Você costumava refletir antes de mentir? Isto é, quando se sentia tomado por um sentimento negativo, como frustração ou inveja, falava a verdade mesmo assim?
No período que antecedeu o projeto, sempre refleti antes de mentir. Pensava: “Como eu diria isso para essa pessoa? Quais palavras escolherei para outra pessoa não achar que estou mentindo?” Acho que é esse o motivo que fez Abraham Lincoln ter dito: “Não minto porque meu cérebro é muito pequeno para memorizar todas essas mentiras”. Quando comecei o projeto, eu estava basicamente desligando meu cérebro e dizendo tudo que passava pela minha cabeça. Quando eu me sentia frustrado, dizia para todos que estava frustrado. Quando eu invejava alguém, eu apenas dizia a eles. E quando eu pensava que outra pessoa era um imbecil, eu apenas dizia: “Ei, você é um imbecil!”.
Você diz no seu livro que há uma grande diferença entre ser sincero e dizer a verdade. Qual é?

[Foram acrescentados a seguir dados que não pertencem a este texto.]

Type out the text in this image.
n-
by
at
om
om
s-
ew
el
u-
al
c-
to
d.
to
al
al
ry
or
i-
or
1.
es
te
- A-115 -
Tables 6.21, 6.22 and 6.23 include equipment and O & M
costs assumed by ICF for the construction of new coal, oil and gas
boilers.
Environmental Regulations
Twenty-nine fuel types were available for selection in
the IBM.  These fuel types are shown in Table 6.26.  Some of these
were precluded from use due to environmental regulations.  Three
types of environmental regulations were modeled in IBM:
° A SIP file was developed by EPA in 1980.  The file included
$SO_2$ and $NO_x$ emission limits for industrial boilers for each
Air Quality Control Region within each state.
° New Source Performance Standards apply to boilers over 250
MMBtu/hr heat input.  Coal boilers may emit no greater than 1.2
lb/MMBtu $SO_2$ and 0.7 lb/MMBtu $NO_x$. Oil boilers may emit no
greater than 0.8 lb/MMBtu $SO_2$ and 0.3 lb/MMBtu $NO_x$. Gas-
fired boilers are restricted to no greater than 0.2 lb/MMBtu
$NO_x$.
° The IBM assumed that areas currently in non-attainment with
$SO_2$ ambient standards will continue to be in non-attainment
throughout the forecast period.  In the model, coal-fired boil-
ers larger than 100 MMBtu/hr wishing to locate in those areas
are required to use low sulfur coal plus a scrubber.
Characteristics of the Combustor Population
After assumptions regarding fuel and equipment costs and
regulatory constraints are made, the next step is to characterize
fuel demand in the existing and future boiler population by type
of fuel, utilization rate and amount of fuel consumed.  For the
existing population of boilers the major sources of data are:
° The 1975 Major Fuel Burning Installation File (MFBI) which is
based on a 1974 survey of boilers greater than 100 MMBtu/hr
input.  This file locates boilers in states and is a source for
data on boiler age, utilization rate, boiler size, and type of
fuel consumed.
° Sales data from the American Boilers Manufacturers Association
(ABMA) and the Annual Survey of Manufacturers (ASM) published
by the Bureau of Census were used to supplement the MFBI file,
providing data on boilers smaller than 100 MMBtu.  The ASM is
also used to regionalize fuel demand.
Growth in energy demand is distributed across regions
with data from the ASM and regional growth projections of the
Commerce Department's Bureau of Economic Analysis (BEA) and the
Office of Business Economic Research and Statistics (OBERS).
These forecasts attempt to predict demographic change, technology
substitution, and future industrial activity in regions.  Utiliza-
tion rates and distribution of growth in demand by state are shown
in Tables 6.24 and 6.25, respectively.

A diferença é que a verdade é mais objetiva. Quando eu digo: “Espanha é a campeã mundial de futebol”, então isso é verdade, já que pode ser mensurado porque eles venceram a Copa do Mundo, um torneio. Ser sincero pode ser muito subjetivo e envolve julgamentos. Se eu disser “Ronaldinho é o melhor jogador de futebol do mundo”, posso estar sendo sincero pelo fato de eu pensar desse jeito. Mas outra pessoa pode dizer: “Não, o melhor é Lionel Messi”. Ele pode também estar sendo sincero. Mas qual é a verdade? Então, acho que ser sincero é muito mais fácil porque você precisa dizer apenas o que está em sua cabeça e qual é sua opinião. Dizer a verdade é mais difícil porque, na maioria das situações, podemos perguntar qual é a verdade, entrando numa discussão profunda. Acho que, para a sociedade, toda pessoa deveria tentar ser o mais sincero possível e também sempre almejar a verdade – porque somente se fizermos isso, nós podemos confiar um nos outros. E acho que confiar um no outro é uma das coisas mais importantes na sociedade. Veja na sua revista: se o leitor não confiar em você, ele pararia de comprar – então é melhor escrever a verdade.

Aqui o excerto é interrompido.